Это различие признается на практике настолько существенным, что лживый довод считается непозволительной нечестной уловкой, а субъективный довод применятся постоянно, нередко на каждом шагу, как уловка позволительная. Например, в споре для убеждения, если нет «общей почвы», нельзя сделать без объективного довода ни шагу. Спор ради победы часто прибегает к этой уловке, особенно для слушателей. Только высшая форма спора – спор для исследования истины – никогда не опускается до нее.
5. Прежде всего, большая разница, открыто ли мы опираемся на мнение противника или скрытым образом. В первом случае мы говорим примерно так: «ведь вы думаете так‑то и так‑то. Не будем спорить, правильна ваша мысль или нет. Но из нее необходимо вытекает истинность моего тезиса». Или: «станем на вашу точку зрения»… и т.д. Здесь мы не скрываем от противника; что для нас лично его довод не имеет значения; нам он кажется спорным или даже ошибочным. Но противник заведомо считает его истиною; поэтому – говорим мы, – он обязан принять и наш тезис, необходимо вытекающий из данного довода. Одним словом, мы хотим заставить противника принять наш тезис, заставив его быть логически последовательным.
Пуская в ход скрытый субъективный довод, мы поступаем иначе: мы совершенно умалчиваем о нашем к нему отношении, рассчитывая, что молчание это примется как «знак согласия»; или даже прямо вводим в заблуждение противника, заявляя, что и мы считаем этот довод действительным. Например, сопровождаем его вводными словами: «несомненно, что…» или «известно, что…» и т.п.
6. Открыто‑субъективный довод вполне безукоризнен с моральной точки зрения. Он иногда «может и должен» быть приведен – говорит Уэтли, чтобы заставить замолчать тех, которые не поддаются хорошим доводам, или для того, чтобы убедить тех, которые по слабости или предрассудкам не могут признать их силы». Уэтли указывает, что подобные доводы употреблял в спорах с иудеями, чтобы заставить замолчать их, и Христос. Но для убеждения противника или слушателей такой довод далеко не всегда может быть рекомендован. Приводя мысль, высказывать, в то же время, сомнение в ее истинности – особенно, когда сомнение в ней выгодно и для противника, не желающего убеждаться – плохой психологический расчет. Поэтому на практике чрезвычайно часто употребляются скрыто‑субъективные доводы. Обычно единственные ограничения, вносимые совестью и тактом, диктуются принципом: «цель оправдывает соответственные ей средства». Стараются, чтоб тезис был суждением, несомненно для нас истинным, и польза от его принятия значительно превосходила вред от подтверждения (т.е. иными словами от укрепления нашим согласием) ложного с нашей точки зрения довода. Примеров скрыто‑субъективного довода можно набрать сколько угодно из ораторских речей и ораторских поединков. Когда заведомый атеист социал‑революционер обращался когда‑то к слушателям‑крестьянам с доводом, что «земля – Божья», отдана всем одинаково и т.д., он пускал в ход «скрыто субъективный довод». Когда «правый» в 1917 году на митинге обращался к противнику социалисту с доводом: «так решил съезд р. и депутатов, как же идти против этого решения?» – он пользовался скрыто‑субъективным доводом и т.д., и т.д.

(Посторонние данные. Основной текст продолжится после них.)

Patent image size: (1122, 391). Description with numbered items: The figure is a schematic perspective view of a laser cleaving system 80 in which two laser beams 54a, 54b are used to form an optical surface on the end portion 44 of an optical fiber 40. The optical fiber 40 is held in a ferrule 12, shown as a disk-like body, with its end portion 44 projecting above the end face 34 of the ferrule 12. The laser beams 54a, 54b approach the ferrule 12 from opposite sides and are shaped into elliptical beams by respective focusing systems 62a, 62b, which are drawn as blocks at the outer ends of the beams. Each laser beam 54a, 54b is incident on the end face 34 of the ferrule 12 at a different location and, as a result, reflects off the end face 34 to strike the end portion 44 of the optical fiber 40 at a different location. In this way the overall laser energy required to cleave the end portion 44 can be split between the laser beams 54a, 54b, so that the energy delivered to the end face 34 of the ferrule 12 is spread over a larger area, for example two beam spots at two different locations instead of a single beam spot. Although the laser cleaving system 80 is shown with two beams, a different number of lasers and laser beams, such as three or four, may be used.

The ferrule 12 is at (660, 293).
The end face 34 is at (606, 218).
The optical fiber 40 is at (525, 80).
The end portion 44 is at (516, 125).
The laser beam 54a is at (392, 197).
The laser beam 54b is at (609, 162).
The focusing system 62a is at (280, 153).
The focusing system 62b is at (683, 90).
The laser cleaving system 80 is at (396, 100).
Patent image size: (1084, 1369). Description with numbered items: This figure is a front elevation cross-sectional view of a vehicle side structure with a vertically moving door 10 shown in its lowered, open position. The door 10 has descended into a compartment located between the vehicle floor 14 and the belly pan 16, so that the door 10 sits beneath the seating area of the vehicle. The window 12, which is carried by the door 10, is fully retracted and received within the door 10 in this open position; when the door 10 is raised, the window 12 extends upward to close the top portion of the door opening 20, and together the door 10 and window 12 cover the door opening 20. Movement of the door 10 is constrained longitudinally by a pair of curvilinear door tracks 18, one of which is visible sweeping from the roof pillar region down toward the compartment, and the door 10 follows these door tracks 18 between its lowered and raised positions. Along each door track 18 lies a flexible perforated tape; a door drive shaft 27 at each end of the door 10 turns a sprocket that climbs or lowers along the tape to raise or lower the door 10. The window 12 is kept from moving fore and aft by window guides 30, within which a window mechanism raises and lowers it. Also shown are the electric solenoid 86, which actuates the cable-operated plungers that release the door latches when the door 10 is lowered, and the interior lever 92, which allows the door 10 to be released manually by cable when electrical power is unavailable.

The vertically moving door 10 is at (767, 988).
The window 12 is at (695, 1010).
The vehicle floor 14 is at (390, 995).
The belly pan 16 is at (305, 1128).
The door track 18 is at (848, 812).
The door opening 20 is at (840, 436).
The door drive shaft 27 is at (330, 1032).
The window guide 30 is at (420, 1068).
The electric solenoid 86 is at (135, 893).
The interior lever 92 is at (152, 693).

Скрыто‑субъективные доводы в руках бесцеремонного и бессовестного человека обращаются в ужасное орудие демагогии и возбуждения толпы. Они получают часто типичный и зловещий характер «доводов к черни», (ad plebem), зиждущихся на невежестве ее и на темных предрассудках. Но без них вряд ли обходится и человек вполне порядочный, для убеждения в очень хороших мыслях, если ему часто приходится убеждать людей.
7. Часто к худшим формам субъективного довода, иногда же к лживому доводу, относятся некоторые виды так называемой «адвокатской уловки», «адвокатского довода» (Adwokatenbeweis). Сущность этой уловки состоит в том, что софист «пользуется к своей выгоде какой‑либо неосторожностью противника» (Кант),– ошибкой его или даже прямо опиской, оговоркой и т.д.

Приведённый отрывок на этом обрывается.